Ja ich gucke immer ingame wie der unterschied so ist  also On/Off  

Also in ReShade 
fidelity fx : auf 500 
Curves: auf 250  
 ist genau richtig  


85° ist doch gut,  also ingame bin ich derzeit meist immer mit 70/72° unterwegs  @stock allerdings


----------



## sifusanders (25. Oktober 2019)

JSXShadow schrieb:


> Naja, ALC hat mir nen GPX-Pro geschickt. Keine Ahnung, aber ggf. war das auch nur der Aufsatz für nen anderen Eiswolf, z.b. für ne RTX2080Ti und die Pumpen unterscheiden sich ggf. aber das ist nur Spekulation.
> 
> Hab wie immer einen Strich WLP in die Mitte und dann noch einen Klecks an jede Ecke gesetzt. Ruhig lieber ein bissl mehr als zu wenig, zu wenig ist immer schlecht für die Performance, zu viel macht nur Sauerei, kostet aber keine Temps.
> 
> Hab wie immer alle Schrauben über Kreuz angezogen, also von einer Seite zur nächsten, aber die 4 inneren Schrauben fürs Package hab ich untereinander nach den anderen Schrauben angezogen. Also erst die äußeren eine Umdrehung, dann die vom package, dann wieder die äüßeren, usw. ... bis alles fest saß. Da auch die Pads zw. Plate und PCB relativ dick sind musst du da ordentlich und gleichmäßig nachziehen, bei mir schiebt sich die Plate erst gegen Ende in die korrekte Lage (dann wenn der Anpressdruck die Pads gut quetscht).

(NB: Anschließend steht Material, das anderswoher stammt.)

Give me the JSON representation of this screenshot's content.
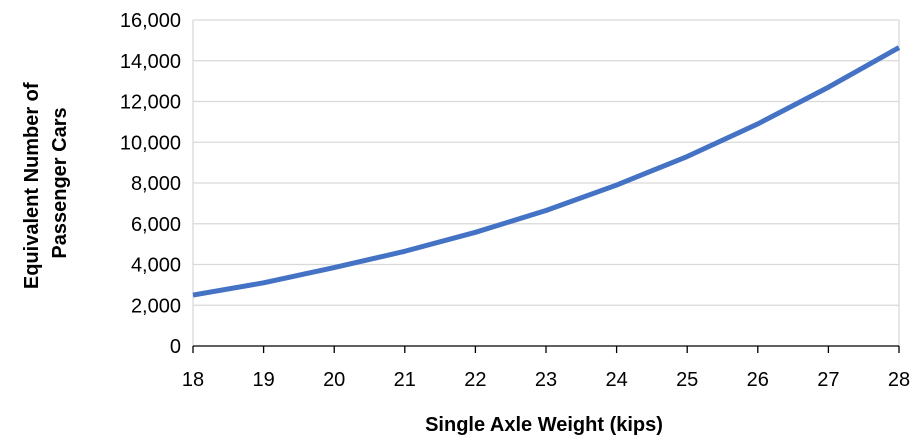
{
  "chart_data": {
    "type": "line",
    "title": "",
    "xlabel": "Single Axle Weight (kips)",
    "ylabel_lines": [
      "Equivalent Number of",
      "Passenger Cars"
    ],
    "x": [
      18,
      19,
      20,
      21,
      22,
      23,
      24,
      25,
      26,
      27,
      28
    ],
    "series": [
      {
        "values": [
          2500,
          3100,
          3850,
          4650,
          5580,
          6650,
          7900,
          9300,
          10900,
          12700,
          14650
        ],
        "color": "#4472C4"
      }
    ],
    "xlim": [
      18,
      28
    ],
    "ylim": [
      0,
      16000
    ],
    "x_ticks": [
      18,
      19,
      20,
      21,
      22,
      23,
      24,
      25,
      26,
      27,
      28
    ],
    "x_tick_labels": [
      "18",
      "19",
      "20",
      "21",
      "22",
      "23",
      "24",
      "25",
      "26",
      "27",
      "28"
    ],
    "y_ticks": [
      0,
      2000,
      4000,
      6000,
      8000,
      10000,
      12000,
      14000,
      16000
    ],
    "y_tick_labels": [
      "0",
      "2,000",
      "4,000",
      "6,000",
      "8,000",
      "10,000",
      "12,000",
      "14,000",
      "16,000"
    ],
    "grid": true,
    "legend": "none"
  }
}
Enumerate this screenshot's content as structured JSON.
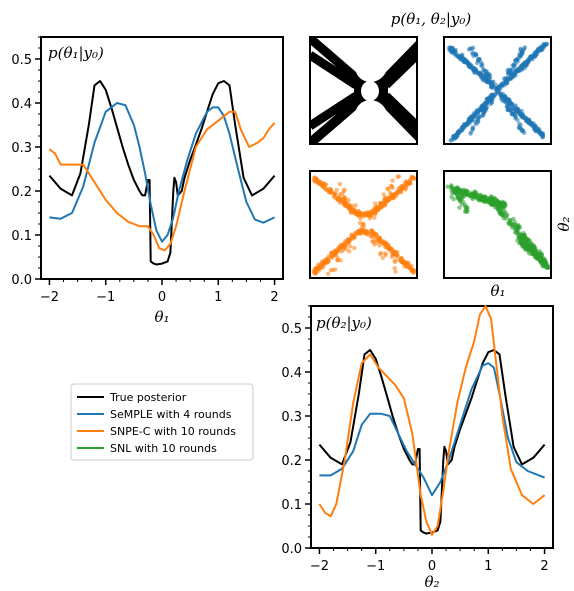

Alphacool hat geantwortet, ich soll denen auch, wie Du, den Block zurückschicken. Habe leider keine austausch GPU und muss wohl daher eine Woche oder so ohne PC auskommen ;(


----------



## RX480 (25. Oktober 2019)

Wünsch Dir genauso ein aha-Erlebnis wie bei Shadow!
(über den Service bei ALC kann man net meckern)


----------



## JSXShadow (25. Oktober 2019)

sifusanders schrieb:


> Alphacool hat geantwortet, ich soll denen auch, wie Du, den Block zurückschicken. Habe leider keine austausch GPU und muss wohl daher eine Woche oder so ohne PC auskommen ;(



Schicken dir den neuen Block nicht erst zu? Das ist ja doof...


----------



## Gurdi (25. Oktober 2019)

JSXShadow schrieb:


> Na, ReShade benutze ich meistens erst spaeter, erstmal sehen, was das Game alleine kann
> 
> PS: Hab durch die bessere Kühlung auch mein Setting angepasst. Laufe jetzt im Wattman bei 2074Mhz und 1038mV, das resultiert in ung. 2040Mhz bei 1043mV, aber der Unterschied ist größer als ich dachte, gab einen guten Performance-Schub und im FireStrike Ultra-Stresstest bleib ich noch unter 85° bei minimalen Lüftersettings. Meine CPU-Temp ist seit dem Wechsel des Blocks auch um 9° gefallen roflmao...da sieht man mal wieder, dass jede Komponente eines kreislaufs entscheidend sein kann



Wow 2074 bei 1038 das ist ja Imba


----------



## BladeTNT (25. Oktober 2019)

Also der neue Treiber ist irgendwie mist,

kann meine Karte nicht mehr richtig  OC
Sobald ich höher als 1800Mhz gehe laufen alle game nur noch mit 1630MHz.. sprich weniger FPS  mit OC als @stock...  vorher konnte man das einfach umgehen indem man nach jeden Windows start seine Settings neu läd aber das geht nicht mehr. bzw werden nicht richtig  übernommen :-/


----------



## JSXShadow (25. Oktober 2019)

Gurdi schrieb:


> Wow 2074 bei 1038 das ist ja Imba



Ha das wre geil, da hab ich eine 1 mit der 0 verwechselt 

@BladeTNT willkommen im Club, den Fehler hatten viele von uns schon vor vielen Treiber-Versionen. Du musst dir das MorePowerTool organisieren und unter Frequenzy deine Taktrate einstellen und das dann so in die Registry schreiben, dann nimmt der Wattman die Settings auch wieder an. Anders gibts keinen Weg drumherum.


----------



## BladeTNT (25. Oktober 2019)

JSXShadow schrieb:


> @BladeTNT willkommen im Club, den Fehler hatten viele von uns schon vor vielen Treiber-Versionen. Du musst dir das MorePowerTool organisieren und unter Frequenzy deine Taktrate einstellen und das dann so in die Registry schreiben, dann nimmt der Wattman die Settings auch wieder an. Anders gibts keinen Weg drumherum.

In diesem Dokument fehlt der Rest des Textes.